Can you provide a summary of what everyday life is like in Tanana?
Tanana is different for everyone. A school teacher from the states who comes to work here may never set foot in a boat all summer—or eat a fish strip or get on a dog sled. But for some, it’s a constant avoidance of steady real work and instead making wood rafts for sale and your winter heat. One day trapping for fur and then hunting for moose or making a fishwheel. Being your own boss and being kinda poor and just getting by. For me it never stops—no days off ever—my days off mean I get to catch up on getting a dog pot made or turning my fish on the racks or fixing something I’ve looked at broken for months. There is this family joke—the family has sometimes bought me hammocks for Father’s Day over the years. I set them up and lay in it for two minutes and never again. I say if I got time to [lay] around, I got time to go to bed and sleep and get rested for the work ahead. Everyone is different.

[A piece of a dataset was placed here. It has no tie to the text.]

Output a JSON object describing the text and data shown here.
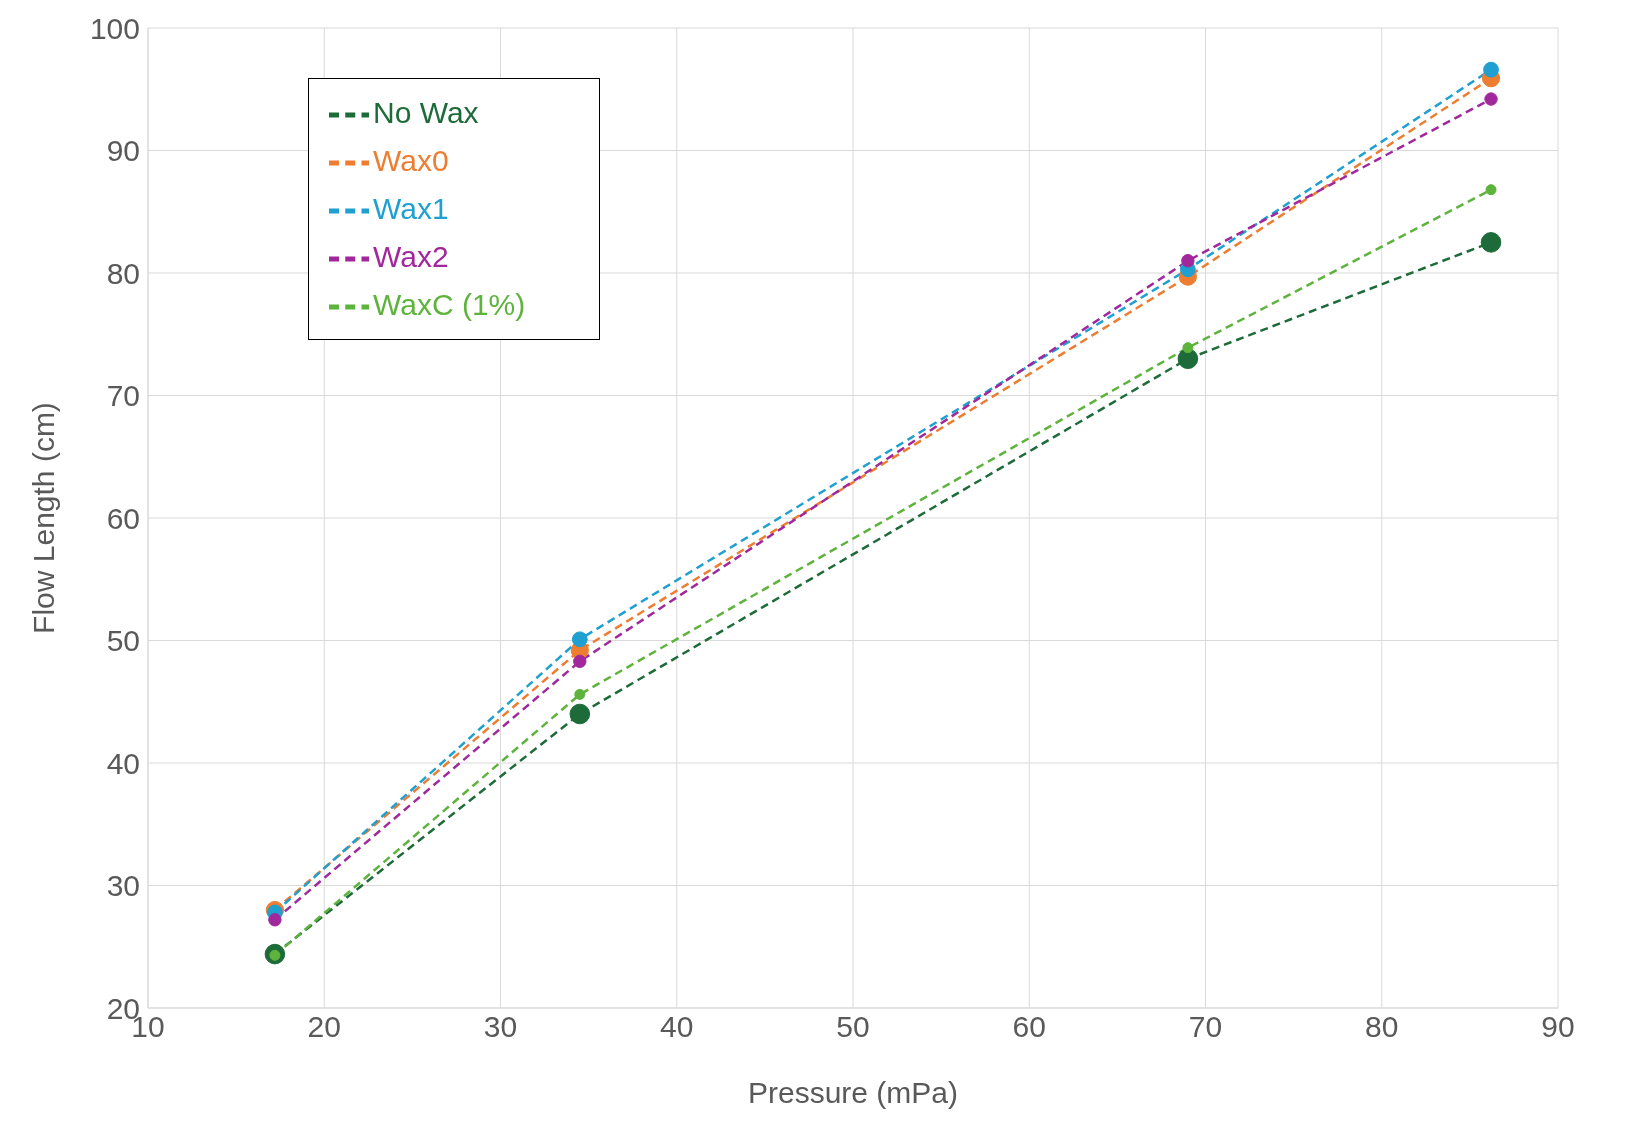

What does the construction of a new road mean for the community?
My opinion is it’ll mean some access to get supplies in, but more often than not it’ll mean trucks bought and beat to death on the long gravel road to the city and no money really saved and often more wasted. I didn’t come to Tanana cause there was a road here—I left roads long ago.
What are some of the challenges the area faces in terms of resources?
The modern world is coming as it always has. The king salmon crisis has changed the game more than anything. It’s not really a government ban. It’s really the state management doing what it should have done long ago but now doing it too late to help. Fishcamp lifestyle has gone down the drain. Anyone who thinks otherwise has not been on the Yukon River lately and seen all the closed camps. Camps that once raised kids and taught traditional values impossible to do any other way. It’s a sign of the times I’m afraid, but then it’s society’s direction since very long ago. That’s why I like the show—it shows the value of the lifestyle if you can look behind the drama and maybe will make someone think about what’s important in life.
[The show] has been an opportunity for many townspeople and the majority of people here like the show and what it’s done for the portrayal of the lifestyle. I personally did it to showcase what I viewed as a meaningful, hardworking, ethical lifestyle and to let people not from Alaska see it for what it is and not all the misconceptions of us as poachers and cruel trappers. I always felt that if people could see what we really do, while they may not like it, they could at least understand the value of it as a lifestyle.
Where else have you lived and do you ever think about moving away because of the struggles?
I lived in New Hampshire at a hippie commune, west coast all over, into Canada and northern British Columbia, in the woods living similar to Alaska. There is no place to move to better than here—I’ll just stay on the outskirts of all the outside activity as I’ve kinda been doing anyway. Maybe if I was younger I would go to Siberia.
What skills must one have to live in Tanana?
You can live in Tanana in different ways. If you want to be “Yukon Men,” however, you got to want to do the walk. Or better put, you have to not want to do the other walk. I feel I’m a lazy man, really—I just hate living any other way so much I have to work hard to avoid it. Really I just want to lay around all day. Second thing that would help is some skills of making things or mechanics or fixing things. These things however will [be learned] along the way if you don’t have them when you get here. Like when it’s 30 below and your SnoGo breaks down 30 miles from town, you’ll be amazed at how good your walking skills will get.